Another type of active learning, called “goal-oriented active learning” by Xu and Kazantsev, is guided by an explicitly chosen “goal function” imposed on the trained model. The “utility” of each training sample is then measured by its potential influence on helping the model achieve the designated goal. The next best sample to label is the one having the highest “utility.”
“You ask your goal function what is the goal for the new model given I have one more sample.” explains Xu, “And you want to annotate those samples so that the goal potentially increases the most.”
Cost of Goal-Oriented Active Learning from a Pool
However, this is not as straightforward as it may sound, as the ground truth label of those samples in the pool are unknown at this stage. To use them for training purposes, you have to first “guess” their labels in some fashion.
“To carry out this goal-oriented utility evaluation, you have to do some computation for each one in this big pool of unlabelled samples – if you have one million of them, you need to carry out the computation one million times,” said Xu. “If you have a quick way to compute this utility for each sample, it might still be fine. But in such goal-oriented active learning paradigm, computing the utility for even just one unlabelled sample can already take a long time.”
For example, if you have a thousand possible categories a label can take, and a million samples in the pool to choose from, you may end up doing the model retraining one million times one thousand times, which amounts to one billion times, just to determine one best next sample. Thus, goal-oriented active learning can be expensive. Accurately evaluating these utilities over a large pool of samples becomes almost impossible in practice.
One of the contributions of the paper is to efficiently approximate the calculation of such goal-based utilities using a method from robust statistics called “influence functions”, which provide an estimate of the updated model (and accordingly the updated goal) without needing to actually retrain the model. As a result, massive model retraining costs can be replaced with much cheaper gradient computations. More importantly, the approximation also naturally extends to the batch mode setting, allowing the algorithm to select multiple new samples at each step, further saving on computational costs, which otherwise scale exponentially with the batch size.
The Unresolved Questions
Along their journey, Xu and Kazantsev also made some unexpected discoveries that call into question some common practices and beliefs about active learning strategies.

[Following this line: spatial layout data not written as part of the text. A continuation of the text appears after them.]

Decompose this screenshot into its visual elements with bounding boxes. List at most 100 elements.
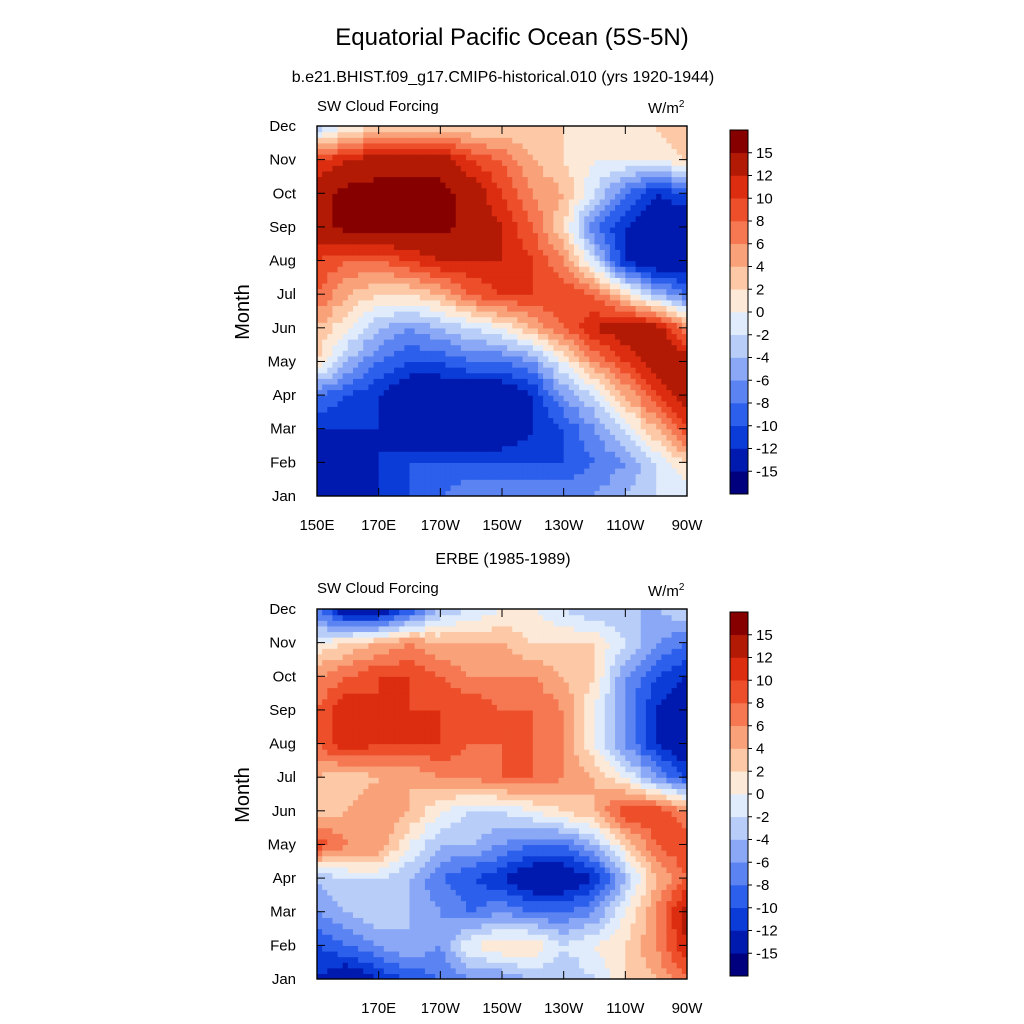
heatmap-cell: [584, 316, 590, 323]
y-tick-label: Apr: [273, 387, 296, 404]
heatmap-cell: [507, 182, 513, 189]
heatmap-cell: [568, 967, 575, 974]
heatmap-cell: [579, 260, 585, 267]
heatmap-cell: [409, 170, 416, 178]
heatmap-cell: [620, 344, 626, 351]
heatmap-cell: [481, 221, 488, 228]
heatmap-cell: [522, 400, 529, 407]
heatmap-cell: [543, 389, 549, 396]
heatmap-cell: [553, 411, 560, 419]
heatmap-cell: [558, 467, 565, 475]
heatmap-cell: [373, 406, 380, 413]
heatmap-cell: [522, 445, 529, 452]
heatmap-cell: [656, 126, 662, 133]
heatmap-cell: [604, 411, 611, 419]
heatmap-cell: [656, 473, 662, 480]
heatmap-cell: [573, 350, 580, 357]
heatmap-cell: [404, 417, 411, 424]
heatmap-cell: [532, 254, 539, 262]
heatmap-cell: [394, 451, 400, 458]
heatmap-cell: [409, 226, 416, 234]
heatmap-cell: [450, 215, 457, 222]
heatmap-cell: [322, 467, 328, 475]
heatmap-cell: [512, 967, 519, 974]
heatmap-cell: [527, 226, 534, 234]
heatmap-cell: [388, 406, 395, 413]
heatmap-cell: [594, 238, 601, 245]
heatmap-cell: [435, 434, 441, 441]
heatmap-cell: [563, 367, 570, 374]
heatmap-cell: [656, 490, 662, 496]
heatmap-cell: [661, 423, 668, 430]
heatmap-cell: [481, 288, 488, 295]
heatmap-cell: [527, 266, 534, 273]
heatmap-cell: [352, 243, 359, 250]
heatmap-cell: [553, 967, 560, 974]
heatmap-cell: [486, 266, 493, 273]
heatmap-cell: [399, 479, 405, 486]
heatmap-cell: [532, 350, 539, 357]
heatmap-cell: [558, 973, 565, 979]
heatmap-cell: [424, 198, 431, 206]
heatmap-cell: [378, 490, 385, 496]
heatmap-cell: [399, 277, 405, 284]
heatmap-cell: [589, 316, 596, 323]
heatmap-cell: [476, 282, 483, 290]
heatmap-cell: [507, 277, 513, 284]
heatmap-cell: [378, 187, 385, 194]
heatmap-cell: [435, 266, 441, 273]
heatmap-cell: [363, 484, 369, 491]
heatmap-cell: [481, 249, 488, 256]
heatmap-cell: [615, 417, 621, 424]
heatmap-cell: [476, 462, 483, 469]
heatmap-cell: [656, 305, 662, 312]
heatmap-cell: [317, 350, 323, 357]
heatmap-cell: [491, 176, 498, 183]
heatmap-cell: [502, 316, 508, 323]
heatmap-cell: [589, 238, 596, 245]
heatmap-cell: [445, 299, 452, 306]
heatmap-cell: [435, 311, 441, 318]
heatmap-cell: [543, 479, 549, 486]
heatmap-cell: [466, 406, 472, 413]
heatmap-cell: [378, 238, 385, 245]
heatmap-cell: [558, 299, 565, 306]
heatmap-cell: [430, 378, 436, 385]
heatmap-cell: [604, 299, 611, 306]
heatmap-cell: [414, 383, 421, 391]
heatmap-cell: [491, 170, 498, 178]
heatmap-cell: [609, 226, 616, 234]
heatmap-cell: [594, 451, 601, 458]
heatmap-cell: [532, 221, 539, 228]
heatmap-cell: [481, 333, 488, 340]
heatmap-cell: [625, 451, 632, 458]
heatmap-cell: [609, 142, 616, 150]
heatmap-cell: [424, 238, 431, 245]
heatmap-cell: [645, 490, 652, 496]
heatmap-cell: [332, 204, 339, 211]
heatmap-cell: [440, 266, 447, 273]
heatmap-cell: [553, 142, 560, 150]
heatmap-cell: [327, 322, 334, 329]
heatmap-cell: [645, 154, 652, 161]
heatmap-cell: [635, 182, 642, 189]
heatmap-cell: [317, 277, 323, 284]
heatmap-cell: [584, 327, 590, 335]
heatmap-cell: [368, 159, 375, 166]
heatmap-cell: [543, 210, 549, 217]
heatmap-cell: [322, 333, 328, 340]
heatmap-cell: [409, 451, 416, 458]
heatmap-cell: [548, 372, 554, 379]
heatmap-cell: [681, 973, 687, 979]
heatmap-cell: [676, 238, 683, 245]
heatmap-cell: [615, 148, 621, 155]
heatmap-cell: [394, 282, 400, 290]
heatmap-cell: [430, 198, 436, 206]
heatmap-cell: [450, 266, 457, 273]
heatmap-cell: [630, 232, 637, 239]
heatmap-cell: [625, 260, 632, 267]
heatmap-cell: [671, 170, 678, 178]
heatmap-cell: [563, 383, 570, 391]
heatmap-cell: [532, 473, 539, 480]
heatmap-cell: [486, 490, 493, 496]
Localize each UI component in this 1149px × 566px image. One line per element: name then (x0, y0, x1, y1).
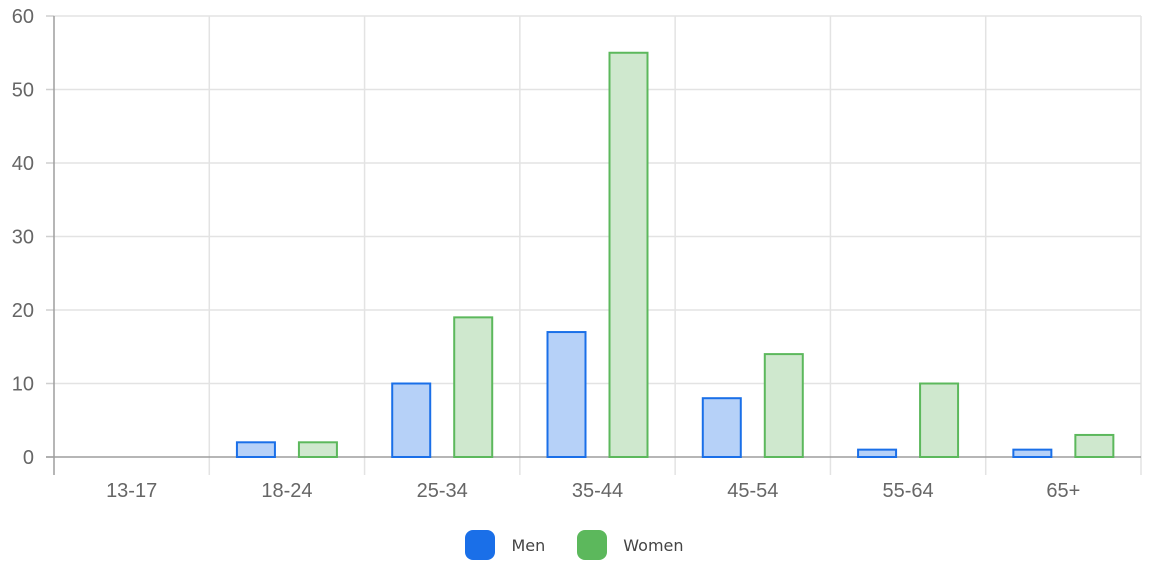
bar-men-25-34 (391, 382, 432, 458)
x-tick-label: 25-34 (417, 480, 468, 502)
legend-label-men: Men (511, 535, 546, 555)
bar-women-35-44 (608, 51, 649, 458)
grid-lines (46, 15, 1142, 475)
bar-chart: 0 10 20 30 40 50 60 13-17 18-24 25-34 35-44 45-54 5… (12, 6, 1142, 502)
y-tick-label: 30 (12, 227, 34, 249)
y-axis-ticks: 0 10 20 30 40 50 60 (12, 6, 34, 469)
x-axis-ticks: 13-17 18-24 25-34 35-44 45-54 55-64 65+ (106, 480, 1080, 502)
y-tick-label: 60 (12, 6, 34, 28)
legend-label-women: Women (623, 535, 684, 555)
legend-item-men[interactable]: Men (465, 530, 545, 560)
legend-swatch-women (577, 530, 608, 560)
legend-item-women[interactable]: Women (577, 530, 684, 560)
x-tick-label: 35-44 (572, 480, 623, 502)
y-tick-label: 40 (12, 153, 34, 175)
bar-women-45-54 (763, 353, 804, 459)
bar-men-35-44 (546, 331, 587, 458)
legend-swatch-men (465, 530, 496, 560)
axes (46, 16, 1141, 475)
bar-men-18-24 (235, 441, 276, 458)
y-tick-label: 20 (12, 300, 34, 322)
y-tick-label: 0 (23, 447, 34, 469)
bars (235, 51, 1115, 459)
bar-women-55-64 (919, 382, 960, 458)
y-tick-label: 10 (12, 374, 34, 396)
bar-women-65+ (1074, 433, 1115, 459)
x-tick-label: 13-17 (106, 480, 157, 502)
legend: Men Women (0, 530, 1149, 560)
bar-men-55-64 (857, 448, 898, 458)
y-tick-label: 50 (12, 80, 34, 102)
x-tick-label: 55-64 (882, 480, 933, 502)
x-tick-label: 45-54 (727, 480, 778, 502)
x-tick-label: 18-24 (261, 480, 312, 502)
bar-women-18-24 (297, 441, 338, 458)
bar-men-45-54 (701, 397, 742, 459)
bar-women-25-34 (453, 316, 494, 458)
x-tick-label: 65+ (1046, 480, 1080, 502)
bar-men-65+ (1012, 448, 1053, 458)
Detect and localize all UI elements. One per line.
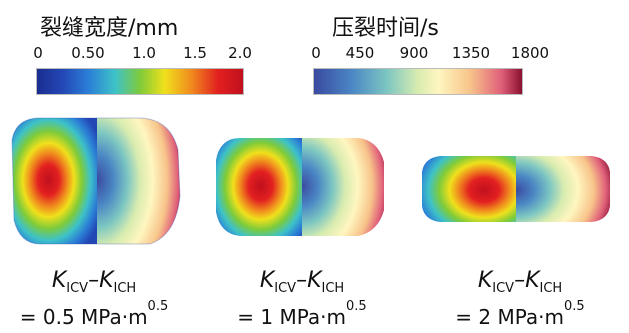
kic-difference-label-3: KICV–KICH [477, 268, 563, 296]
time-colorbar [313, 68, 523, 95]
time-tick: 900 [399, 44, 429, 62]
kic-value-label-3: = 2 MPa·m0.5 [455, 299, 585, 329]
width-tick: 0.50 [71, 44, 105, 62]
time-tick: 450 [345, 44, 375, 62]
width-tick: 2.0 [228, 44, 252, 62]
time-tick: 0 [311, 44, 321, 62]
kic-value-label-2: = 1 MPa·m0.5 [237, 299, 367, 329]
width-colorbar [36, 68, 244, 95]
time-tick: 1350 [451, 44, 491, 62]
kic-difference-label-1: KICV–KICH [51, 268, 137, 296]
time-colorbar-title: 压裂时间/s [332, 16, 439, 41]
kic-difference-label-2: KICV–KICH [259, 268, 345, 296]
width-colorbar-title: 裂缝宽度/mm [40, 16, 179, 41]
time-tick: 1800 [510, 44, 550, 62]
kic-value-label-1: = 0.5 MPa·m0.5 [19, 299, 169, 329]
width-tick: 1.5 [183, 44, 207, 62]
width-tick: 1.0 [132, 44, 156, 62]
width-tick: 0 [33, 44, 43, 62]
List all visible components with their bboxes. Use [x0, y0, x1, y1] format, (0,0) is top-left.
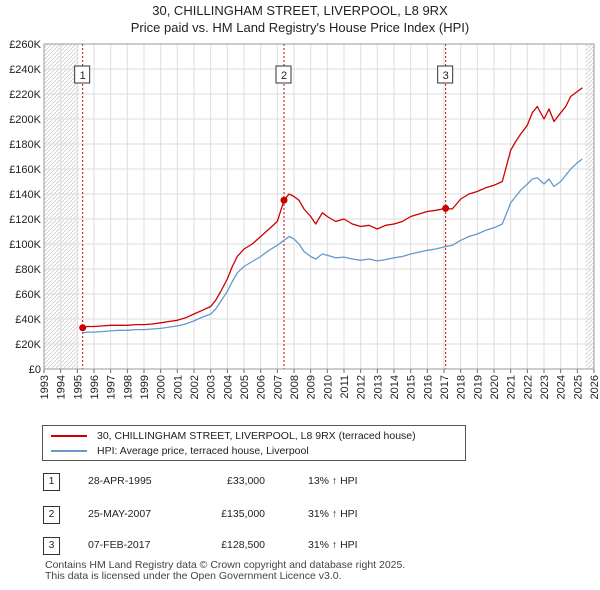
- legend-label-hpi: HPI: Average price, terraced house, Live…: [97, 445, 309, 457]
- transaction-date: 25-MAY-2007: [88, 508, 152, 520]
- y-tick-label: £180K: [9, 139, 41, 151]
- transaction-point: [79, 324, 87, 332]
- chart-title: 30, CHILLINGHAM STREET, LIVERPOOL, L8 9R…: [152, 3, 448, 18]
- table-row: 3 07-FEB-2017 £128,500 31% ↑ HPI: [40, 537, 540, 555]
- x-tick-label: 2017: [439, 375, 451, 399]
- y-tick-label: £80K: [15, 264, 41, 276]
- transaction-point: [280, 196, 288, 204]
- x-tick-label: 2019: [472, 375, 484, 399]
- y-tick-label: £120K: [9, 214, 41, 226]
- footer-copyright: Contains HM Land Registry data © Crown c…: [45, 559, 406, 571]
- x-tick-label: 2023: [539, 375, 551, 399]
- x-tick-label: 2026: [589, 375, 600, 399]
- x-tick-label: 2012: [356, 375, 368, 399]
- x-tick-label: 1997: [106, 375, 118, 399]
- transaction-markers: [79, 196, 450, 332]
- x-tick-label: 2000: [156, 375, 168, 399]
- series-line: [82, 87, 583, 329]
- transaction-label: 2: [281, 70, 287, 82]
- x-tick-label: 1995: [72, 375, 84, 399]
- transaction-number: 1: [43, 473, 60, 491]
- transaction-price: £33,000: [227, 475, 265, 487]
- transaction-label-box: [74, 65, 91, 84]
- footer: Contains HM Land Registry data © Crown c…: [45, 560, 405, 582]
- x-tick-label: 2020: [489, 375, 501, 399]
- x-tick-label: 1999: [139, 375, 151, 399]
- legend-item-hpi: HPI: Average price, terraced house, Live…: [51, 443, 309, 459]
- y-tick-label: £0: [29, 364, 41, 376]
- y-tick-label: £60K: [15, 289, 41, 301]
- legend: 30, CHILLINGHAM STREET, LIVERPOOL, L8 9R…: [42, 425, 466, 461]
- transaction-hpi: 13% ↑ HPI: [308, 475, 358, 487]
- chart-subtitle: Price paid vs. HM Land Registry's House …: [130, 20, 470, 35]
- pre-data-hatch: [44, 44, 79, 369]
- table-row: 1 28-APR-1995 £33,000 13% ↑ HPI: [40, 473, 540, 491]
- hatch-region: [44, 44, 79, 369]
- x-tick-label: 2010: [322, 375, 334, 399]
- transaction-lines: 1 2 3: [74, 44, 454, 369]
- series-line: [82, 158, 583, 334]
- x-tick-label: 2004: [222, 375, 234, 399]
- transaction-date: 28-APR-1995: [88, 475, 152, 487]
- transaction-price: £135,000: [221, 508, 265, 520]
- y-tick-label: £100K: [9, 239, 41, 251]
- transaction-hpi: 31% ↑ HPI: [308, 539, 358, 551]
- x-tick-label: 2021: [506, 375, 518, 399]
- y-tick-label: £260K: [9, 39, 41, 51]
- y-tick-label: £160K: [9, 164, 41, 176]
- y-tick-label: £220K: [9, 89, 41, 101]
- transaction-label: 3: [443, 70, 449, 82]
- plot-frame: [43, 43, 595, 370]
- grid: [43, 43, 595, 370]
- x-tick-label: 2007: [272, 375, 284, 399]
- post-data-hatch: [585, 44, 594, 369]
- x-tick-label: 2011: [339, 375, 351, 399]
- transaction-label-box: [275, 65, 292, 84]
- table-row: 2 25-MAY-2007 £135,000 31% ↑ HPI: [40, 506, 540, 524]
- x-axis: 1993 1994 1995 1996 1997 1998 1999 2000 2001 2002…: [39, 369, 600, 399]
- y-tick-label: £40K: [15, 314, 41, 326]
- y-tick-label: £140K: [9, 189, 41, 201]
- transaction-label: 1: [80, 70, 86, 82]
- x-tick-label: 2014: [389, 375, 401, 399]
- x-tick-label: 2013: [372, 375, 384, 399]
- legend-label-property: 30, CHILLINGHAM STREET, LIVERPOOL, L8 9R…: [97, 430, 416, 442]
- footer-license: This data is licensed under the Open Gov…: [45, 570, 342, 582]
- x-tick-label: 2001: [172, 375, 184, 399]
- x-tick-label: 1993: [39, 375, 51, 399]
- x-tick-label: 2016: [422, 375, 434, 399]
- y-tick-label: £20K: [15, 339, 41, 351]
- legend-swatch-property: [51, 435, 87, 437]
- price-chart: 1 2 3 £0 £20K £40K £60K £80K £100K £120K £140K £16…: [9, 39, 600, 399]
- x-tick-label: 2002: [189, 375, 201, 399]
- transaction-number: 3: [43, 537, 60, 555]
- x-tick-label: 2006: [256, 375, 268, 399]
- x-tick-label: 2018: [456, 375, 468, 399]
- transaction-label-box: [437, 65, 454, 84]
- x-tick-label: 1996: [89, 375, 101, 399]
- transaction-date: 07-FEB-2017: [88, 539, 151, 551]
- legend-swatch-hpi: [51, 450, 87, 452]
- x-tick-label: 2008: [289, 375, 301, 399]
- transaction-number: 2: [43, 506, 60, 524]
- y-tick-label: £200K: [9, 114, 41, 126]
- x-tick-label: 2024: [556, 375, 568, 399]
- transaction-point: [442, 204, 450, 212]
- x-tick-label: 2015: [406, 375, 418, 399]
- x-tick-label: 2003: [206, 375, 218, 399]
- y-tick-label: £240K: [9, 64, 41, 76]
- legend-item-property: 30, CHILLINGHAM STREET, LIVERPOOL, L8 9R…: [51, 428, 416, 444]
- x-tick-label: 2005: [239, 375, 251, 399]
- transaction-hpi: 31% ↑ HPI: [308, 508, 358, 520]
- x-tick-label: 2009: [306, 375, 318, 399]
- y-axis: £0 £20K £40K £60K £80K £100K £120K £140K £160K £1…: [9, 39, 41, 376]
- hatch-region: [585, 44, 594, 369]
- x-tick-label: 2025: [572, 375, 584, 399]
- series-lines: [82, 87, 583, 334]
- x-tick-label: 2022: [522, 375, 534, 399]
- transaction-price: £128,500: [221, 539, 265, 551]
- x-tick-label: 1998: [122, 375, 134, 399]
- x-tick-label: 1994: [56, 375, 68, 399]
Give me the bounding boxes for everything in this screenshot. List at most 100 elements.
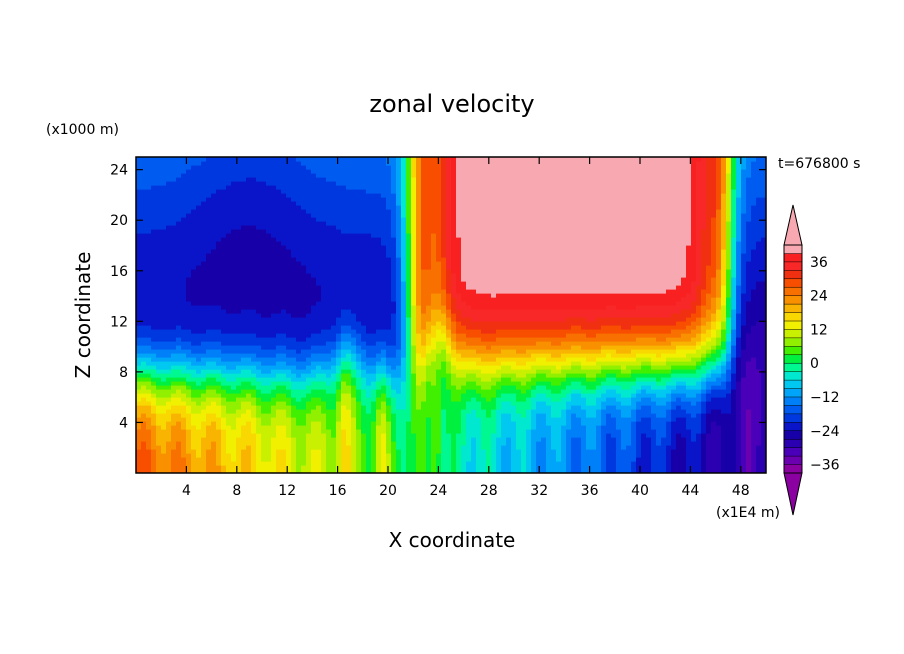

For example, if one were to “guess” the label of the sample directly using current model beliefs (i.e., taking the expectation without any modifications), the approximation would yield exactly the same utility for all of the samples, making it useless. On the other hand, even after doing the expensive computation of the true utilities, they would still be fairly close and therefore have limited distinguishability. In addition, even if one were allowed to “peek” at the true label of the samples, which in principle should give us an advantage over any other possible “guesses,” it was empirically found that many popular goal-oriented active learning strategies actually perform much worse.
While Xu and Kazantsev have preliminary results, being able to refine their research further will move their work forward.
“The main purpose of this paper is to share our findings with the community so fellow researchers in the machine learning field can become aware of these issues and make more exciting discoveries to carry this line of research forward,” said Xu. “We are very interested in this topic and will continue looking into it.”